Investing is always related to risk which may result in financial losses. This may happen because the value of the financial instruments you purchase may drop and because of this the return may be negative meaning that the transaction may be unprofitable or even become of no value at all. The risk of loss is different and depends on each specific financial instrument. We strongly encourage you to evaluate the characteristics of financial instruments and the related risks, taking into account your financial status, previous investment experience, your personal investment goals and time period, also other important factors. You should not engage in investing unless you understand the nature of the particular financial instrument and the extent of your exposure to the risk of financial loss.
When using our investment platform you may invest in the following financial instruments:
Stocks (shares) which are units of ownership in companies. Shares that are traded in the stock exchanges (e.g. New York Stock Exchange) can be purchased when using our platform. If the company that issued the shares (issuer) earns profit, part of the profit can be distributed to the owners of the shares (shareholders) in the form of dividends.
ETFs (exchange-traded funds) which are collective investment funds that are traded in the stock exchanges. They may consist of various asset classes, such as shares, bonds, etc., thus ensuring greater diversification and potentially lower investment risk. ETFs are managed by professional investment management companies.

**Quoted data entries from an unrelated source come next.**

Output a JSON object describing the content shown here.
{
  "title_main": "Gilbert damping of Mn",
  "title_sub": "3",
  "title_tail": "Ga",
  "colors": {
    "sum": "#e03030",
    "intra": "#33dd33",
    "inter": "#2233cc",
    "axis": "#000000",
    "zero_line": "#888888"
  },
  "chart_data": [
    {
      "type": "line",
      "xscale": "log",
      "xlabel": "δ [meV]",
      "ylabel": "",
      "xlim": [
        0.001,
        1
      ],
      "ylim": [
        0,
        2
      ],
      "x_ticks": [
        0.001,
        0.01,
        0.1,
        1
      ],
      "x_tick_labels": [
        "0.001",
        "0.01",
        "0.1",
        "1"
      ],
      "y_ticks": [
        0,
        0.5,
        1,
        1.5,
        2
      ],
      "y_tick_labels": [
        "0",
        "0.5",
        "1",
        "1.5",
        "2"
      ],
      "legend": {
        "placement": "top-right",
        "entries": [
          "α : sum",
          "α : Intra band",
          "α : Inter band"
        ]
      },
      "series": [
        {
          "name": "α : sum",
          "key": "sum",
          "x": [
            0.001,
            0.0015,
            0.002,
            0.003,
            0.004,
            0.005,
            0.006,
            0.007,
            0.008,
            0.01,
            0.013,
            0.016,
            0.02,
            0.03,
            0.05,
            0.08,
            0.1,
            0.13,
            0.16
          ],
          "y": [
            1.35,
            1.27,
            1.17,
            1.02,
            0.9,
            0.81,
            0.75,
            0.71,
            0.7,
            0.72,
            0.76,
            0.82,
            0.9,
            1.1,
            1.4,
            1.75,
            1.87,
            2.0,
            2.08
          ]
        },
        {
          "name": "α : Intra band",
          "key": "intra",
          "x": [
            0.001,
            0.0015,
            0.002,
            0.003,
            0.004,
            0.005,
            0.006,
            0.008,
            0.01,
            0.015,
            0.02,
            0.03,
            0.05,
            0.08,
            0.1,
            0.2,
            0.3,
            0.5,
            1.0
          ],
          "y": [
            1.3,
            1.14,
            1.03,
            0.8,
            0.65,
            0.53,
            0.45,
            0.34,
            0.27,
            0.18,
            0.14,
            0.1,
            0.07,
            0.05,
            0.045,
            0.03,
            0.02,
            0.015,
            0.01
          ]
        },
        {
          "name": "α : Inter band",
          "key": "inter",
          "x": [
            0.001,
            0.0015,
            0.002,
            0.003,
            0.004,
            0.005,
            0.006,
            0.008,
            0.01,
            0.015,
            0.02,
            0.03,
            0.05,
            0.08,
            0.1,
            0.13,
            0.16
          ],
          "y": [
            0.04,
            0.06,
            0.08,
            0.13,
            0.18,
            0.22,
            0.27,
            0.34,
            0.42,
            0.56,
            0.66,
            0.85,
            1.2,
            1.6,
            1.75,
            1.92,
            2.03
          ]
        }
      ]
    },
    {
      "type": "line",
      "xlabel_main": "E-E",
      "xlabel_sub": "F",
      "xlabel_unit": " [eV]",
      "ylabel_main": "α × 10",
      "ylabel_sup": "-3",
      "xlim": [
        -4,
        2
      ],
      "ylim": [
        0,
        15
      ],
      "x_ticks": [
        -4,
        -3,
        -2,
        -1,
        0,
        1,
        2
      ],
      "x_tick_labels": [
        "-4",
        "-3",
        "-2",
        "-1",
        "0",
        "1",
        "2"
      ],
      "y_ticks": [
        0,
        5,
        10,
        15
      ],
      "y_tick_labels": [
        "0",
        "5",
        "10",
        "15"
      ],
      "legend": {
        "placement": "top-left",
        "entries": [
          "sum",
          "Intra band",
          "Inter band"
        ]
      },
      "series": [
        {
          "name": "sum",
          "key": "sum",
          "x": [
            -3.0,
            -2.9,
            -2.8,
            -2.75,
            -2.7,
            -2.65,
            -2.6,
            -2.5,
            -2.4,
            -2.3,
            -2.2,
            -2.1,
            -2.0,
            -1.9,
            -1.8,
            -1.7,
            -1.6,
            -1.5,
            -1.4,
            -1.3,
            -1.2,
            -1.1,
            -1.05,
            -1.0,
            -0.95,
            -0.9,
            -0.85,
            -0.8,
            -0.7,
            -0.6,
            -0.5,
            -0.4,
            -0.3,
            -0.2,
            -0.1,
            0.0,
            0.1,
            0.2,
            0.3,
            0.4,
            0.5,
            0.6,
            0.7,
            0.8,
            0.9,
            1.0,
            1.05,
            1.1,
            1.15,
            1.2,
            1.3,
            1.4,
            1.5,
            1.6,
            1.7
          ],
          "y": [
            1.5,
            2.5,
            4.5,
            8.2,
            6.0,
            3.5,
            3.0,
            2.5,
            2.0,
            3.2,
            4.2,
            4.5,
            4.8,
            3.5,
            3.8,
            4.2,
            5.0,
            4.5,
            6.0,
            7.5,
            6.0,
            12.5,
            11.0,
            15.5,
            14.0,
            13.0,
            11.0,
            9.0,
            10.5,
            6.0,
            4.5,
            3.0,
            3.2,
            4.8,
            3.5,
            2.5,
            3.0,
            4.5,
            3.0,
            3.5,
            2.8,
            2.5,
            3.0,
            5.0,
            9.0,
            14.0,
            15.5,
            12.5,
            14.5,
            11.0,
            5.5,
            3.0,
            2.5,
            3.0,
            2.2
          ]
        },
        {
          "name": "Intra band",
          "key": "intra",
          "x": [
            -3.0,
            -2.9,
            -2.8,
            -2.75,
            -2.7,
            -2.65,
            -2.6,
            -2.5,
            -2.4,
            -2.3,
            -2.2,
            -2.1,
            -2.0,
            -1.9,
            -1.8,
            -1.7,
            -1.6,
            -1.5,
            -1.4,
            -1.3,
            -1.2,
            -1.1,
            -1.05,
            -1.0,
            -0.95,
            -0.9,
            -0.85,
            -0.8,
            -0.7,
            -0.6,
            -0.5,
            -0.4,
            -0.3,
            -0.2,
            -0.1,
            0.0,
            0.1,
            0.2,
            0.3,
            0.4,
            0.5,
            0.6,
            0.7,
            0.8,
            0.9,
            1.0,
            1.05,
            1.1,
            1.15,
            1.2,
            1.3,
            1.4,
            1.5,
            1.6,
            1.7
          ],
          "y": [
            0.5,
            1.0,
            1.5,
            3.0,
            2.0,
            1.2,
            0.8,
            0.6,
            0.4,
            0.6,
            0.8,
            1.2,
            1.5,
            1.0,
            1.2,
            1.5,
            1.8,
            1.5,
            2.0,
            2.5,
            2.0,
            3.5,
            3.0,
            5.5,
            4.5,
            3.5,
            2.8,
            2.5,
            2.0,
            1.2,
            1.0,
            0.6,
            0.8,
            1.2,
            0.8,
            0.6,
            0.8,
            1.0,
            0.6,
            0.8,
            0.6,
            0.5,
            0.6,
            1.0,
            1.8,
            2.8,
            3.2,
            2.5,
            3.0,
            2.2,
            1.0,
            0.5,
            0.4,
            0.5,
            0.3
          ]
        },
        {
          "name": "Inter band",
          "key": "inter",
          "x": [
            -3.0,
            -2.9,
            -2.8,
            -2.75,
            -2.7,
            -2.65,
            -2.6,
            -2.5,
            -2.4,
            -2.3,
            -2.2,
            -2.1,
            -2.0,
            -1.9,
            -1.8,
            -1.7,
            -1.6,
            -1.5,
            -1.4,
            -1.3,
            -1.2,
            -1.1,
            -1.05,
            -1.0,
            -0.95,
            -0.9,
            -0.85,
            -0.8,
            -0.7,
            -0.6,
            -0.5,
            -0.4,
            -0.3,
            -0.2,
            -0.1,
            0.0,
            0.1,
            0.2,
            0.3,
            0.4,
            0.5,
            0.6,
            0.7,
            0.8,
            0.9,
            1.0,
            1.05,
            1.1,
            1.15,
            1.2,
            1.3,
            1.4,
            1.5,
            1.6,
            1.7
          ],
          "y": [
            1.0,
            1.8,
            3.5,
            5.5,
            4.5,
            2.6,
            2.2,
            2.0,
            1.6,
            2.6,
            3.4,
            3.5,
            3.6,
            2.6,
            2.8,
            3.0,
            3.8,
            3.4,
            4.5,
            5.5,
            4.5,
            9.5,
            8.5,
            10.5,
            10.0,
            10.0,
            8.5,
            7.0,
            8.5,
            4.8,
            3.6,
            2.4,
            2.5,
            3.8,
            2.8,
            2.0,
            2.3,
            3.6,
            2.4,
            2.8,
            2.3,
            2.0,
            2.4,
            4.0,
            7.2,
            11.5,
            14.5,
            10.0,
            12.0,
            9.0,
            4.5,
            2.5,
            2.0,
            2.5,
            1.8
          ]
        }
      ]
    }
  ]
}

By investing in any of the above you risk not getting back the same as you originally invested. Additionally, please take into account other risks that are listed below.
Counterparty credit risk – the risk that Client might incur losses if a counterparty against whom Client has a credit exposure, does not fulfil his financial obligations.
Country risk – risk that financial instrument value might changed because of events or development in precise country or region.
Information risk – the risk that Client might make a decision not having the complete information about the financial instrument or information being not available to Client.
Interest rate risk – the risk that market value of financial instrument will change a lot because of changes in interest rates (especially applicable towards bonds and bond-based ETFs).
Legal risk – risk of financial instruments losing value or incure addidional expences because of legal restrictions or duties as a result of changes including, but not limited to legislation, mandatory changes by regulators or national competent authorities.
Liquidity risk – the risk that financial instrument cannot be purchased or sold without significant additional expence due to lack of liquidity in the market. One of the ways how liquidity risk can be measured (suitable not for all cases) is the difference between best bid and best ask price (in absolute terms or as percentage of the last traded price).
Market risk – often called „systematic risk“ is the risk of price changes because of overall performance of relevant financial markets.
Price risk – the risk on relevant financial instrument price changes.
Stocks are open to all general risks mentioned above and some stock-specific risks such as:
Rating risk – risk that value of listed stock might change because of change in credit rating issues by one of the rating agencies.
Risk of (hostile) merger and acquisition – risk that company might be acquired or merged leading to the fact that Client ownership in listed company will be bought following the accounced terms and conditions.
ETFs are managed by asset management companies.
ETFs are open to general risks mentioned above and some specific risks such as:
Closure risk – risk that fund management company will decised to liquidate ETFs or merge it with another listed or unlisted product.
Management fee risk – risk that fund management company will change the management fee that is taken while managing the fund.